Acute exacerbations of hepatitis have been reported in patients who have discontinued anti-hepatitis B virus therapy, including therapy with entecavir. In studies in nucleoside-naive patients, 6% of entecavir-treated patients and 10% of lamivudine-treated patients experienced ALT elevations (>10 times ULN and >2 times reference [minimum of baseline or last end-of-dosing measurement]) during post-treatment follow-up. Among entecavir-treated nucleoside-naive patients, ALT elevations had a median time to onset of 23-24 weeks, and 86% (24/28) of ALT elevations occurred in HBeAg negative patients. In studies in lamivudine-refractory patients, with only limited numbers of patients being followed up, 11% of entecavir-treated patients and no lamivudine-treated patients developed ALT elevations during post-treatment follow-up.

In the clinical trials entecavir treatment was discontinued if patients achieved a prespecified response. If treatment is discontinued without regard to treatment response, the rate of post-treatment ALT flares could be higher.

d. Paediatric Population The safety of entecavir in paediatric patients from 2 to <18 years of age is based on two ongoing clinical trials in subjects with chronic HBV infection; one Phase 2 pharmacokinetic trial (study 028) and one Phase 3 trial (study 189). These trials provide experience in 195 HBeAg-positive nucleoside- treatment-naïve subjects treated with entecavir for a median duration of 99 weeks. The adverse reactions observed in paediatric subjects who received treatment with entecavir were consistent with those observed in clinical trials of entecavir in adults.
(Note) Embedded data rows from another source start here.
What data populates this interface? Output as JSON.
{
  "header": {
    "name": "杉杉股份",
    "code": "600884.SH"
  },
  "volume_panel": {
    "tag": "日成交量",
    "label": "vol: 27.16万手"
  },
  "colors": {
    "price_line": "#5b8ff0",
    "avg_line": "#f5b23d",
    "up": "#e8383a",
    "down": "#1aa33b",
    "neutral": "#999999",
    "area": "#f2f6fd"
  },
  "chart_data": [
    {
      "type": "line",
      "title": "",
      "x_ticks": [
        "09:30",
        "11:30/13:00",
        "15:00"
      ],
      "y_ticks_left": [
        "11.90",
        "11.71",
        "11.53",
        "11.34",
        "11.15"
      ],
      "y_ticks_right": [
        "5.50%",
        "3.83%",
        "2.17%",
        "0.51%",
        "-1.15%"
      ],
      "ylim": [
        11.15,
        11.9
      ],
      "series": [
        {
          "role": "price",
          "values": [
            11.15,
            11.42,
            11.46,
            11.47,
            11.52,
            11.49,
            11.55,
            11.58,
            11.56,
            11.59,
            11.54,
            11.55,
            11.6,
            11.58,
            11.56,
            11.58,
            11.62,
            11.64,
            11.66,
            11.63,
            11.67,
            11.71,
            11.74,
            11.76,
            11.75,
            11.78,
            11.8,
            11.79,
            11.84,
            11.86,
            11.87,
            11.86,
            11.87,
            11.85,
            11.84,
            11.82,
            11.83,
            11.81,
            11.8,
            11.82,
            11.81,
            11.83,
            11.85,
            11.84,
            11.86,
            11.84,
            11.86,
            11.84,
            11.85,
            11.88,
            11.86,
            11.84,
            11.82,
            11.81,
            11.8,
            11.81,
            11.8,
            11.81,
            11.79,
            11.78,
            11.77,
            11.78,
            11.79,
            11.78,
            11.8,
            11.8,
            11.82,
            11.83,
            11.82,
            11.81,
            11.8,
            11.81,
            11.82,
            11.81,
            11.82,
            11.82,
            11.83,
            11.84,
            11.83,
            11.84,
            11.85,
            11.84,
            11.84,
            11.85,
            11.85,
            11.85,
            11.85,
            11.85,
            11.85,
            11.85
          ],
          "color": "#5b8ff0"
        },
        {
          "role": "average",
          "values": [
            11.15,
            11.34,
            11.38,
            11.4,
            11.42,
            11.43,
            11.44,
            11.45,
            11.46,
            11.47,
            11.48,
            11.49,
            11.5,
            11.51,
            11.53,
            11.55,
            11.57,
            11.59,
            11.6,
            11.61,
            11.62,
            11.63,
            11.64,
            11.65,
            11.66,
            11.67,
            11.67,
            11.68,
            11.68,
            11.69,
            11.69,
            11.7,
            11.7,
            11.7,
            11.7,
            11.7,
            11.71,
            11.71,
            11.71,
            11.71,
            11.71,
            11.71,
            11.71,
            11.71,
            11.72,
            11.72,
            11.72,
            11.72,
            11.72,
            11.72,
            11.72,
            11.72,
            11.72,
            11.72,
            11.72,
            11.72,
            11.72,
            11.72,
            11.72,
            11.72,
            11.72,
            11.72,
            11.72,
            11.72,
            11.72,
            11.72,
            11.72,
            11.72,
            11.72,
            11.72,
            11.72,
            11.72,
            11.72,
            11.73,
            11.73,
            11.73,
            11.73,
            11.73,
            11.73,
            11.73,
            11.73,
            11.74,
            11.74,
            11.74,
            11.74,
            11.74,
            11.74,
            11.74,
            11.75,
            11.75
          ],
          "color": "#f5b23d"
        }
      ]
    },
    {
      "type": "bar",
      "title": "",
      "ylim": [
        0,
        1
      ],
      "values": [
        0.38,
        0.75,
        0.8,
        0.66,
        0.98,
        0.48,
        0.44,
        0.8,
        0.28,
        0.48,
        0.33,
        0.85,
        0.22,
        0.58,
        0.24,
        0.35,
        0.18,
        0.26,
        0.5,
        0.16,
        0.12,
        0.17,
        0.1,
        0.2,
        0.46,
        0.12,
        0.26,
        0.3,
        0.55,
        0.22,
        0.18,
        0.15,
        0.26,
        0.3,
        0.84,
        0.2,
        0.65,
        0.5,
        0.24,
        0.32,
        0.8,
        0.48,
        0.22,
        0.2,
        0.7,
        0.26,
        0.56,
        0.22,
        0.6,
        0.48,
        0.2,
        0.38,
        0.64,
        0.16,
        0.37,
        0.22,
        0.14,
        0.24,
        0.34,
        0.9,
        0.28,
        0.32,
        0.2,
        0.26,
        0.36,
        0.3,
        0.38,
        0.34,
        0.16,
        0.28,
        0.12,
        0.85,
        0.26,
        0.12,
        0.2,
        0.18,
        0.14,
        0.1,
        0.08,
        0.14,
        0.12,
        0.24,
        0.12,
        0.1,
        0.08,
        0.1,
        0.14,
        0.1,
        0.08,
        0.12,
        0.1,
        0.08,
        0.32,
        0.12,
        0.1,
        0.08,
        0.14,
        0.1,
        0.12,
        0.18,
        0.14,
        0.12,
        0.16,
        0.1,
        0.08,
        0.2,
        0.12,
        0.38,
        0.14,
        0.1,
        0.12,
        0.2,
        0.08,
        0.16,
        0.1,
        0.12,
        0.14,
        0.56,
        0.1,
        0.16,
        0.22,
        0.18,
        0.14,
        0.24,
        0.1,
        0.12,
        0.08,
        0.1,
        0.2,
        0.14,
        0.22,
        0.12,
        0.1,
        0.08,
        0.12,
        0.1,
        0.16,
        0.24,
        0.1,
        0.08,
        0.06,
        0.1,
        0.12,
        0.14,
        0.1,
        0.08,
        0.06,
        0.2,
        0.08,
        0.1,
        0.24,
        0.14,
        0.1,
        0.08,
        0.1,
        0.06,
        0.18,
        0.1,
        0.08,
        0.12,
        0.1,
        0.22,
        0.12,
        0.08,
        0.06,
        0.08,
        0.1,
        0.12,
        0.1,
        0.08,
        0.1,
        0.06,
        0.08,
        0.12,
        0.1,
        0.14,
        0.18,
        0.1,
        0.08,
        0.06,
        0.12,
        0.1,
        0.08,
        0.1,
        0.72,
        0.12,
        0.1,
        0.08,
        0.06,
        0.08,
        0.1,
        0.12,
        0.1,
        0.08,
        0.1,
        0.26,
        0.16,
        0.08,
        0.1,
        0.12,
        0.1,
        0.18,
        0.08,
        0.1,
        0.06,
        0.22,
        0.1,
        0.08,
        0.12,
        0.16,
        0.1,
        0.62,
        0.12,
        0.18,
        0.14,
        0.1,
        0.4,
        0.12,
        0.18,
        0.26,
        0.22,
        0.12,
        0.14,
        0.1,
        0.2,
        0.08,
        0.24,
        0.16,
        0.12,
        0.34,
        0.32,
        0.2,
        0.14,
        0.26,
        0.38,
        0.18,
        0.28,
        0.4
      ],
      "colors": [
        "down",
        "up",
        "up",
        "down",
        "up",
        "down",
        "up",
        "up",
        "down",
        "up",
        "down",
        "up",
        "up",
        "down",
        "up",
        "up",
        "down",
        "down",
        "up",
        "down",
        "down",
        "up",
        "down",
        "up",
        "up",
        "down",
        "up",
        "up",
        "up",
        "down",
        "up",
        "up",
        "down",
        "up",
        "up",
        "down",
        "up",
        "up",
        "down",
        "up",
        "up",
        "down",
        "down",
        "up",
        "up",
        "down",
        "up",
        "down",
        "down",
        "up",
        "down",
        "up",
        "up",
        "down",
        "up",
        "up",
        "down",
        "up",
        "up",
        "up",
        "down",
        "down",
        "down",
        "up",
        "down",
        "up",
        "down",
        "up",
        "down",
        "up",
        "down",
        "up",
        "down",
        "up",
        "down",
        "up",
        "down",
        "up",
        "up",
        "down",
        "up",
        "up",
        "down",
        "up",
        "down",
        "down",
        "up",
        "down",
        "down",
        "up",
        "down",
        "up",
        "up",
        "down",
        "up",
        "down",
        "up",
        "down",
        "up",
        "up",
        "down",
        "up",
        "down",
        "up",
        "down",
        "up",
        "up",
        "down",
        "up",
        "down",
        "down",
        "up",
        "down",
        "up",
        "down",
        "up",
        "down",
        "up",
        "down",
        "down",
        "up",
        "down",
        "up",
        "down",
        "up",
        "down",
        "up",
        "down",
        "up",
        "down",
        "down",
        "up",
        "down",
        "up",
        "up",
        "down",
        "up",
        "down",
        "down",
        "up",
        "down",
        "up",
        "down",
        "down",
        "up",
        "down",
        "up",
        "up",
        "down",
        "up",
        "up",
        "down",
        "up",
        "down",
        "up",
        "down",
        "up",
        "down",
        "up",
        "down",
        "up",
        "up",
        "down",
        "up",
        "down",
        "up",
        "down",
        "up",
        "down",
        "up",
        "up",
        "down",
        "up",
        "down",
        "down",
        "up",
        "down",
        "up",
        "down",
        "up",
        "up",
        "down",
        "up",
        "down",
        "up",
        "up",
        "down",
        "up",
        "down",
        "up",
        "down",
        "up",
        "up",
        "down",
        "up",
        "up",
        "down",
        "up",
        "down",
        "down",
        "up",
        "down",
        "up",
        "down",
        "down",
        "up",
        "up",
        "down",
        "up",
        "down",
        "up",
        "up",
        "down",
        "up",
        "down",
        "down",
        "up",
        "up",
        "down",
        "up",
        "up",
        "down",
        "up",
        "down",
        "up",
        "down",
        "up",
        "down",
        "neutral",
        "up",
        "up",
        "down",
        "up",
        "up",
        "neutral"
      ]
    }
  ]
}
e. Other special populations

Experience in patients with decompensated liver disease: the safety profile of entecavir in patients with decompensated liver disease was assessed in a randomized open-label comparative study in which patients received treatment with entecavir 1 mg/day (n=102) or adefovir dipivoxil 10 mg/day (n=89) (study 048). Relative to the adverse reactions noted in section b. List of adverse reactions, one additional adverse reaction [decrease in blood bicarbonate (2%)] was observed in entecavir-treated patients through week 48. The on-study cumulative death rate was 23% (23/102), and causes of death were generally liver-related, as expected in this population. The on-study cumulative rate of hepatocellular carcinoma (HCC) was 12% (12/102). Serious adverse events were generally liver-related, with an on-study cumulative frequency of 69%. Patients with high baseline CTP score were at higher risk of developing serious adverse events.

Laboratory test abnormalities

Through week 48 among entecavir-treated patients with decompensated liver disease, none had ALT elevations both >10 times ULN and >2 times baseline, and 1% of patients had ALT elevations >2 times baseline together with total bilirubin >2 times ULN and >2 times baseline. Albumin levels <2.5 g/dl occurred in 30% of patients, lipase levels >3 times baseline in 10% and platelets <50,000/mm³ in 20%.

Experience in patients co-infected with HIV

The safety profile of entecavir in a limited number of HIV/HBV co-infected patients on lamivudine-containing HAART (highly active antiretroviral therapy) regimens was similar to the safety profile in monoinfected HBV patients.

Gender/age

There was no apparent difference in the safety profile of entecavir with respect to gender (≈25% women in the clinical trials) or age (≈5% of patients >65 years of age).